Tuan, lihatlah ke sini. Kami mohon menolehlah sebentar. Lihatlah ke arah tumpukan sampah yang telah menggunung ini. Lembah dan bukit yang serba sampah. Di sinilah kami menggantungkan hidup. Di sinilah kami menyandarkan harapan dan cita-cita kami. Sebab di luar tak ada lagi yang bisa kami percaya.
Tuan, apakah kau jijik pada bau kami yang usang ini. Apakah kau jijik pada luka kami yang telah bernanah. Ataukah kau hanya sekadar gengsi karena kau orang berdasi? Tolonglah beri kami sedikit senyuman jika kau tidak mau memberi kami sedikit sedekah.
Anak kami, yang tak tahu apa-apa harus menjalani masa kecilnya di antara lalat. Bergelut di dalam larutnya bau yang terbuang. Dan berlarian mengejar capung-capung kertas buatan kakaknya. Mereka masih kecil dan mereka juga tak tahu apa-apa.
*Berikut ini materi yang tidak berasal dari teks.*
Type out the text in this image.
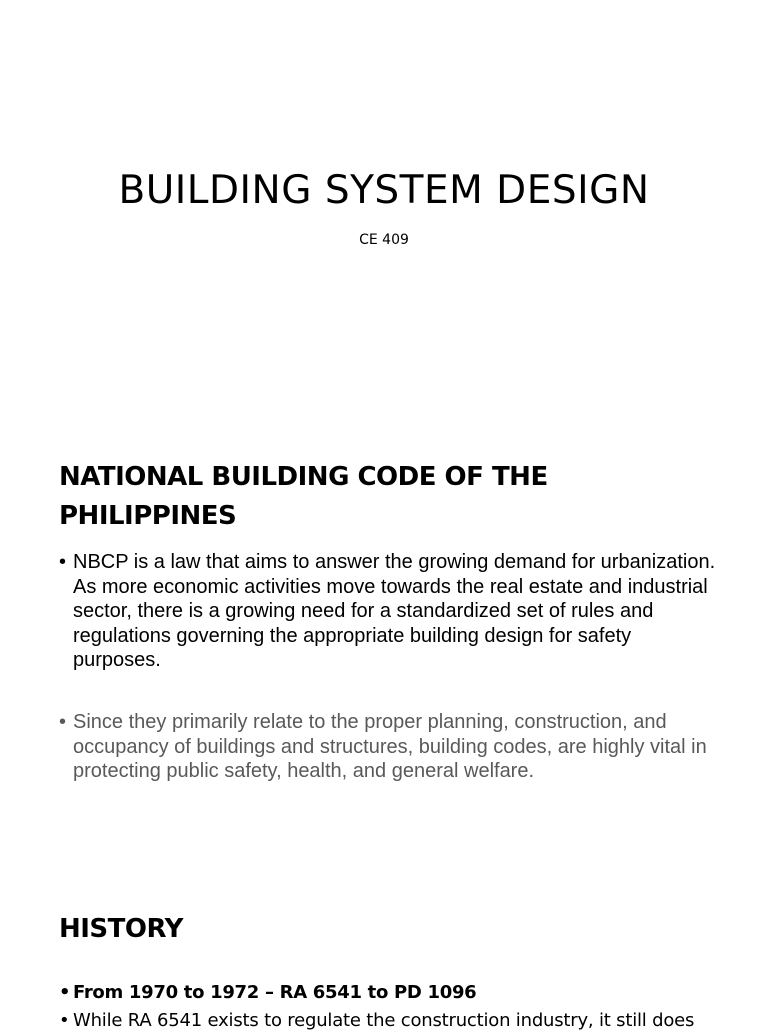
BUILDING SYSTEM DESIGN

CE 409

NATIONAL BUILDING CODE OF THE PHILIPPINES
• NBCP is a law that aims to answer the growing demand for urbanization. As more economic activities move towards the real estate and industrial sector, there is a growing need for a standardized set of rules and regulations governing the appropriate building design for safety purposes.
• Since they primarily relate to the proper planning, construction, and occupancy of buildings and structures, building codes, are highly vital in protecting public safety, health, and general welfare.
HISTORY
• From 1970 to 1972 – RA 6541 to PD 1096
• While RA 6541 exists to regulate the construction industry, it still does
Tegakah kau membiarkan kami terus terperangkap dalam aroma sampah ini?. Tidakkah kau tahu bahwa sebenarnya anak kami belum makan?
Maaf jika kami terlalu lancang. Kami hanya ingin menegur saja. Begitulah cara kami. Pesan dari kami, "jika suatu saat kau sudah terlajur kaya. jangan lupa mampir ke kampung kami tuan."